Para la ciudadanía común y corriente el crimen, organizado o no, florece en México entre otras cosas, por la impunidad comprada a autoridades policíacas, judiciales y políticas, cosa contraria a la que señala el presidente en torno a que los medios le dan mucho espacio a las acciones del narco, deslizando el mandatario el que, ha sido la música, especialmente la norteña, la que ha reseñado desde “Camelia la Texana”, hechos y desechos del narcotráfico, con un éxito tal que las ganancias –por ejemplo de los Tigres del Norte- han sido de tal volumen que ninguna autoridad censuró esos temas bailables: “La Reina del sur” fue el último hitazo de los Tigres del Norte en 2002, inspirada en la décimocuarta novela del autor español Arturo Pérez-Reverte, publicada ese mismo año. El libro narra la vida de Teresa Mendoza, una mujer mexicana nacida en Culiacán, Sinaloa, que se traslada a vivir a España, donde se envuelve en las redes del contrabando y narcotráfico de aquel país. La historia muestra la vida de Teresa, sus deseos, ilusiones y amores e incluso sus negocios ilícitos en su nueva patria sin dejar atrás sus raíces mexicanas.
En 2007 la policía federal detiene a Sandra Ávila Beltrán, alias ‘La Reina del Pacífico’, una importante narcotraficante buscada en México y por la Dirección de Control de Drogas de Estados Unidos (DEA por sus siglas en inglés), informaron fuentes oficiales.

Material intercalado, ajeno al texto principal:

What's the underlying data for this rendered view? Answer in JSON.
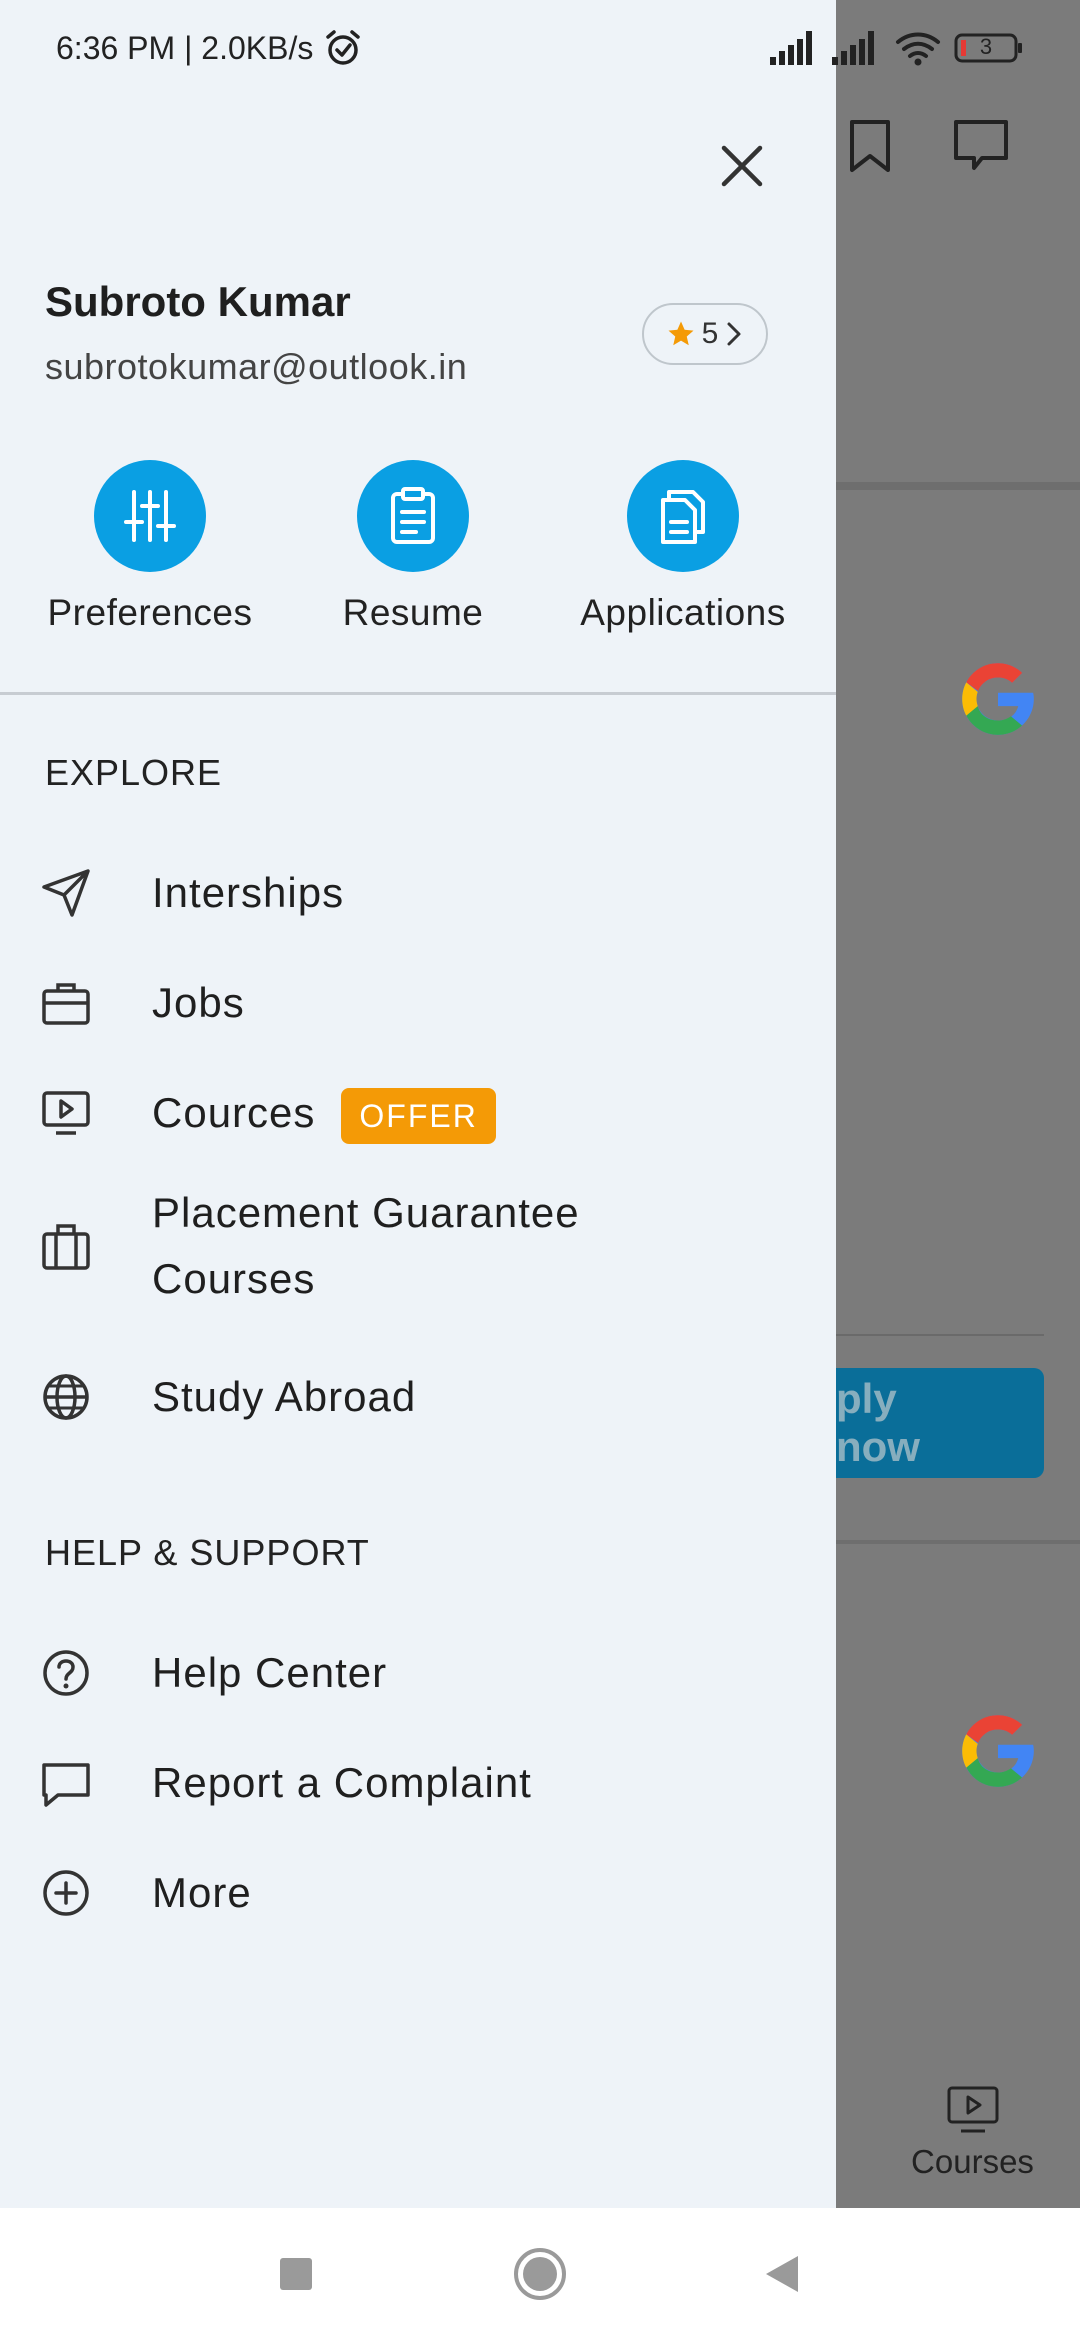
{
  "status_bar": {
    "time_speed": "6:36 PM | 2.0KB/s",
    "battery_level": "3"
  },
  "profile": {
    "name": "Subroto Kumar",
    "email": "subrotokumar@outlook.in",
    "rating": "5"
  },
  "quick_actions": [
    {
      "label": "Preferences",
      "icon": "sliders-icon"
    },
    {
      "label": "Resume",
      "icon": "clipboard-icon"
    },
    {
      "label": "Applications",
      "icon": "documents-icon"
    }
  ],
  "explore": {
    "title": "EXPLORE",
    "items": [
      {
        "label": "Interships",
        "icon": "send-icon"
      },
      {
        "label": "Jobs",
        "icon": "briefcase-icon"
      },
      {
        "label": "Cources",
        "icon": "play-screen-icon",
        "badge": "OFFER"
      },
      {
        "label_line1": "Placement Guarantee",
        "label_line2": "Courses",
        "icon": "suitcase-icon"
      },
      {
        "label": "Study Abroad",
        "icon": "globe-icon"
      }
    ]
  },
  "help_support": {
    "title": "HELP & SUPPORT",
    "items": [
      {
        "label": "Help Center",
        "icon": "question-circle-icon"
      },
      {
        "label": "Report a Complaint",
        "icon": "chat-bubble-icon"
      },
      {
        "label": "More",
        "icon": "plus-circle-icon"
      }
    ]
  },
  "background_app": {
    "apply_button": "ply now",
    "bottom_tab_courses": "Courses"
  },
  "colors": {
    "accent": "#0a9fe3",
    "offer": "#f49a06",
    "drawer_bg": "#eef3f8",
    "scrim": "#7b7b7b"
  }
}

Inmediatamente la opinión pública la hizo heroína, por ser una mujer de pistolas y drogas, cuando en verdad es una peligrosa criminal, cuya actividad irremediablemente es asesina, y al conocerse que la dama –abuela de una niña de cinco años en ese entonces- era quien era, causó conmoción en el Jardín de Niños al que iba todos los días a dejar a la nieta, e inclusive participaba entusiasta en las juntas de padres de familia, en fin, una abuela común.
Era en verdad el diablo.
Así que no son los medios los que popularizan a los narcos; éstos ganaron prestigio por medio de los grupos norteños, cuya descripción de enfrentamiento a balazos con la policía era común, lo que generó la idea de valentía y honor por parte de los capos, al estilo de la mafia siciliana, cuando no son –desde dónde se les analice- más que delincuentes.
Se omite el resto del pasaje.